FOTO: STUDIO DORVYNE (PHOTO BY ATELIER DORVYNE/ULLSTEIN BILD VIA GETTY IMAGES)
Por fazer parte da burguesia italiana, Elsa tinha sua vida muito controlada, o que fazia ela se sentir incompreendida. Desde a juventude tinha impasses com sua família, que foram fundamentais para o desenvolvimento da personalidade chocante da artista. Desde ser mandada ao convento por escrever um livro erótico à se mudar para Londres após ameaçar uma greve de fome.
DA ITÁLIA PARA PARIS
Em 1922, após se casar com um Conde charlatão, que a abandonou grávida nos Estados Unidos, Schiap (como chamavam os íntimos) teve o apoio de sua amiga Gabrielle Picabia, esposa do artista surrealista Francis Picabia, para se mudar para Paris.

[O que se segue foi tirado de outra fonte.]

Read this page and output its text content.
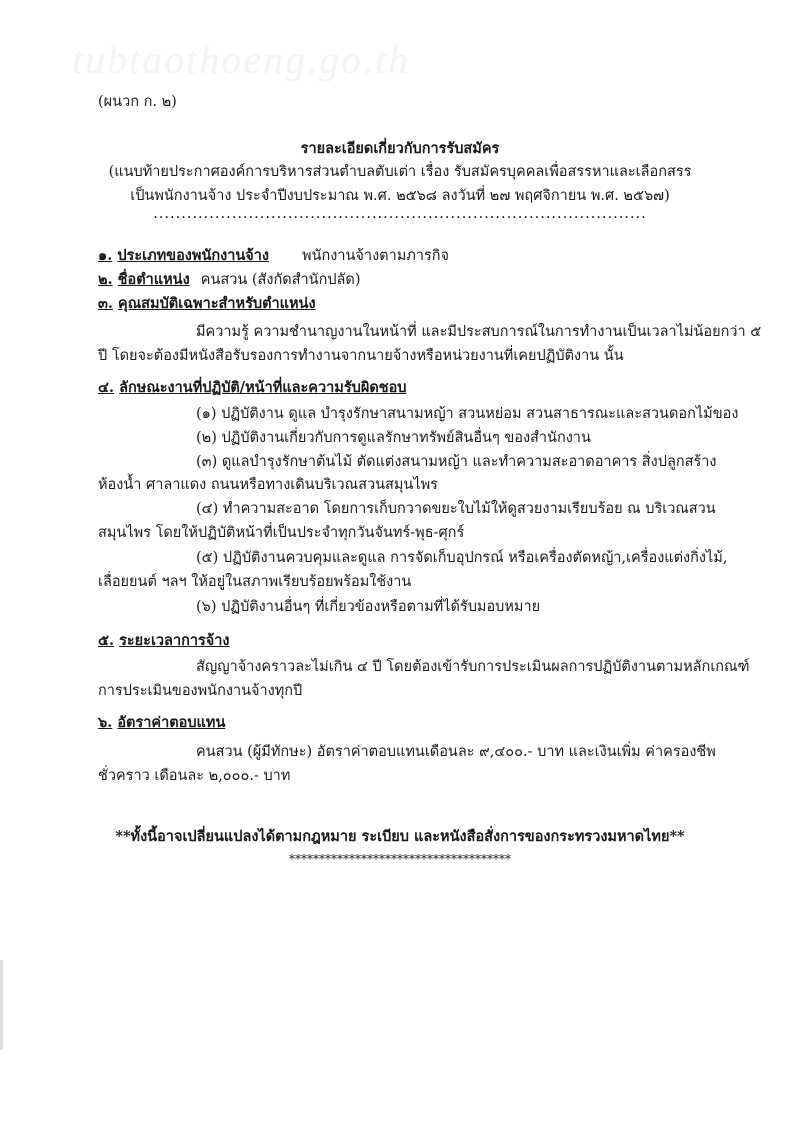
tubtaothoeng.go.th
(ผนวก ก. ๒)
รายละเอียดเกี่ยวกับการรับสมัคร
(แนบท้ายประกาศองค์การบริหารส่วนตำบลตับเต่า เรื่อง รับสมัครบุคคลเพื่อสรรหาและเลือกสรร
เป็นพนักงานจ้าง ประจำปีงบประมาณ พ.ศ. ๒๕๖๘ ลงวันที่ ๒๗ พฤศจิกายน พ.ศ. ๒๕๖๗)
........................................................................................
๑. ประเภทของพนักงานจ้าง พนักงานจ้างตามภารกิจ
๒. ชื่อตำแหน่ง คนสวน (สังกัดสำนักปลัด)
๓. คุณสมบัติเฉพาะสำหรับตำแหน่ง
มีความรู้ ความชำนาญงานในหน้าที่ และมีประสบการณ์ในการทำงานเป็นเวลาไม่น้อยกว่า ๕
ปี โดยจะต้องมีหนังสือรับรองการทำงานจากนายจ้างหรือหน่วยงานที่เคยปฏิบัติงาน นั้น
๔. ลักษณะงานที่ปฏิบัติ/หน้าที่และความรับผิดชอบ
(๑) ปฏิบัติงาน ดูแล บำรุงรักษาสนามหญ้า สวนหย่อม สวนสาธารณะและสวนดอกไม้ของ
(๒) ปฏิบัติงานเกี่ยวกับการดูแลรักษาทรัพย์สินอื่นๆ ของสำนักงาน
(๓) ดูแลบำรุงรักษาต้นไม้ ตัดแต่งสนามหญ้า และทำความสะอาดอาคาร สิ่งปลูกสร้าง
ห้องน้ำ ศาลาแดง ถนนหรือทางเดินบริเวณสวนสมุนไพร
(๔) ทำความสะอาด โดยการเก็บกวาดขยะใบไม้ให้ดูสวยงามเรียบร้อย ณ บริเวณสวน
สมุนไพร โดยให้ปฏิบัติหน้าที่เป็นประจำทุกวันจันทร์-พุธ-ศุกร์
(๕) ปฏิบัติงานควบคุมและดูแล การจัดเก็บอุปกรณ์ หรือเครื่องตัดหญ้า,เครื่องแต่งกิ่งไม้,
เลื่อยยนต์ ฯลฯ ให้อยู่ในสภาพเรียบร้อยพร้อมใช้งาน
(๖) ปฏิบัติงานอื่นๆ ที่เกี่ยวข้องหรือตามที่ได้รับมอบหมาย
๕. ระยะเวลาการจ้าง
สัญญาจ้างคราวละไม่เกิน ๔ ปี โดยต้องเข้ารับการประเมินผลการปฏิบัติงานตามหลักเกณฑ์
การประเมินของพนักงานจ้างทุกปี
๖. อัตราค่าตอบแทน
คนสวน (ผู้มีทักษะ) อัตราค่าตอบแทนเดือนละ ๙,๔๐๐.- บาท และเงินเพิ่ม ค่าครองชีพ
ชั่วคราว เดือนละ ๒,๐๐๐.- บาท
**ทั้งนี้อาจเปลี่ยนแปลงได้ตามกฎหมาย ระเบียบ และหนังสือสั่งการของกระทรวงมหาดไทย**
*************************************
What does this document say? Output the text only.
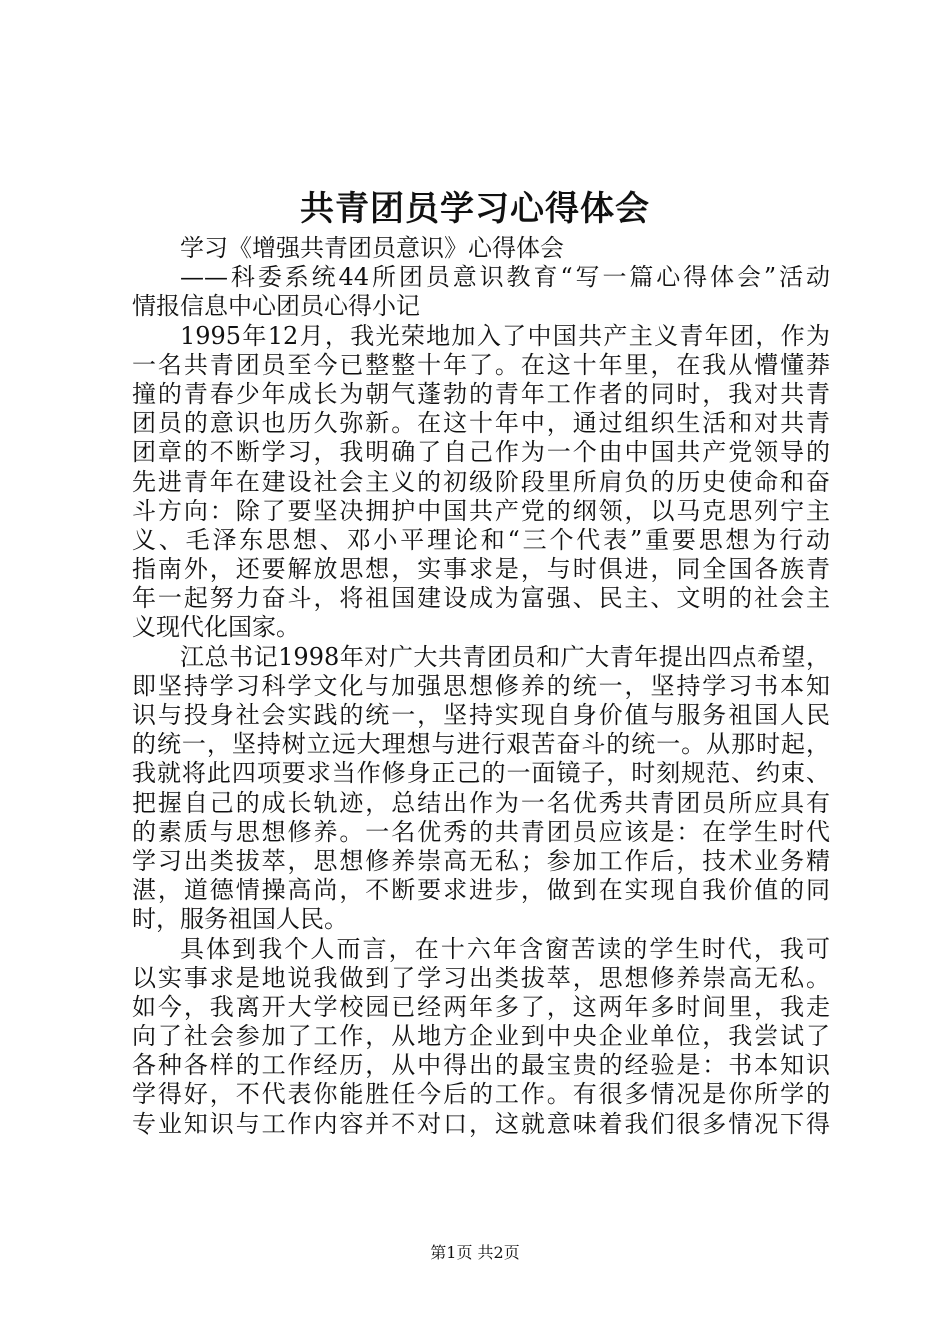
共青团员学习心得体会
学习《增强共青团员意识》心得体会
——科委系统44所团员意识教育“写一篇心得体会”活动
情报信息中心团员心得小记
1995年12月，我光荣地加入了中国共产主义青年团，作为
一名共青团员至今已整整十年了。在这十年里，在我从懵懂莽
撞的青春少年成长为朝气蓬勃的青年工作者的同时，我对共青
团员的意识也历久弥新。在这十年中，通过组织生活和对共青
团章的不断学习，我明确了自己作为一个由中国共产党领导的
先进青年在建设社会主义的初级阶段里所肩负的历史使命和奋
斗方向：除了要坚决拥护中国共产党的纲领，以马克思列宁主
义、毛泽东思想、邓小平理论和“三个代表”重要思想为行动
指南外，还要解放思想，实事求是，与时俱进，同全国各族青
年一起努力奋斗，将祖国建设成为富强、民主、文明的社会主
义现代化国家。
江总书记1998年对广大共青团员和广大青年提出四点希望，
即坚持学习科学文化与加强思想修养的统一，坚持学习书本知
识与投身社会实践的统一，坚持实现自身价值与服务祖国人民
的统一，坚持树立远大理想与进行艰苦奋斗的统一。从那时起，
我就将此四项要求当作修身正己的一面镜子，时刻规范、约束、
把握自己的成长轨迹，总结出作为一名优秀共青团员所应具有
的素质与思想修养。一名优秀的共青团员应该是：在学生时代
学习出类拔萃，思想修养崇高无私；参加工作后，技术业务精
湛，道德情操高尚，不断要求进步，做到在实现自我价值的同
时，服务祖国人民。
具体到我个人而言，在十六年含窗苦读的学生时代，我可
以实事求是地说我做到了学习出类拔萃，思想修养崇高无私。
如今，我离开大学校园已经两年多了，这两年多时间里，我走
向了社会参加了工作，从地方企业到中央企业单位，我尝试了
各种各样的工作经历，从中得出的最宝贵的经验是：书本知识
学得好，不代表你能胜任今后的工作。有很多情况是你所学的
专业知识与工作内容并不对口，这就意味着我们很多情况下得
第1页 共2页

Era uma década efervescente na cidade, artistas surrealistas desenvolviam seus trabalhos na capital francesa e se reuniam para discutir assuntos culturais e sociais. Com esse pretexto, ela foi introduzida a nomes como Marcel Duchamp, Man Ray e ao estilista Paul Poiret. Em 1927, Schiaparelli lançou o histórico conjunto de tricô com estampa de laço em Trompe-l’oeil. Ele fazia parte da primeira coleção da artista, que chamou a atenção por ser uma das primeiras vezes que a técnica de ilusão de ótica foi utilizada em uma roupa. A peça, que fez grande sucesso nos Estados Unidos, foi considerada pela Vogue, na época, uma obra de arte.
FOTO: PRIMEIRO TRICÔ COM A A TÉCNICA TRUMPE D’OEIL / IMAGEM: REPRODUÇÃO (SCHIAPARELLI)
Em 1931, Elsa abriu sua primeira loja, chamada Schiaparelli – Pour le Sport, de roupas para baile, praia e esqui. A sua visão de moda conversava muito com a obsessão arquitetônica do avanço da construção de arranha-céus que acontecia nas últimas décadas. Ao afinar e propor uma silhueta reta, ela buscava não sensualizar a imagem da mulher.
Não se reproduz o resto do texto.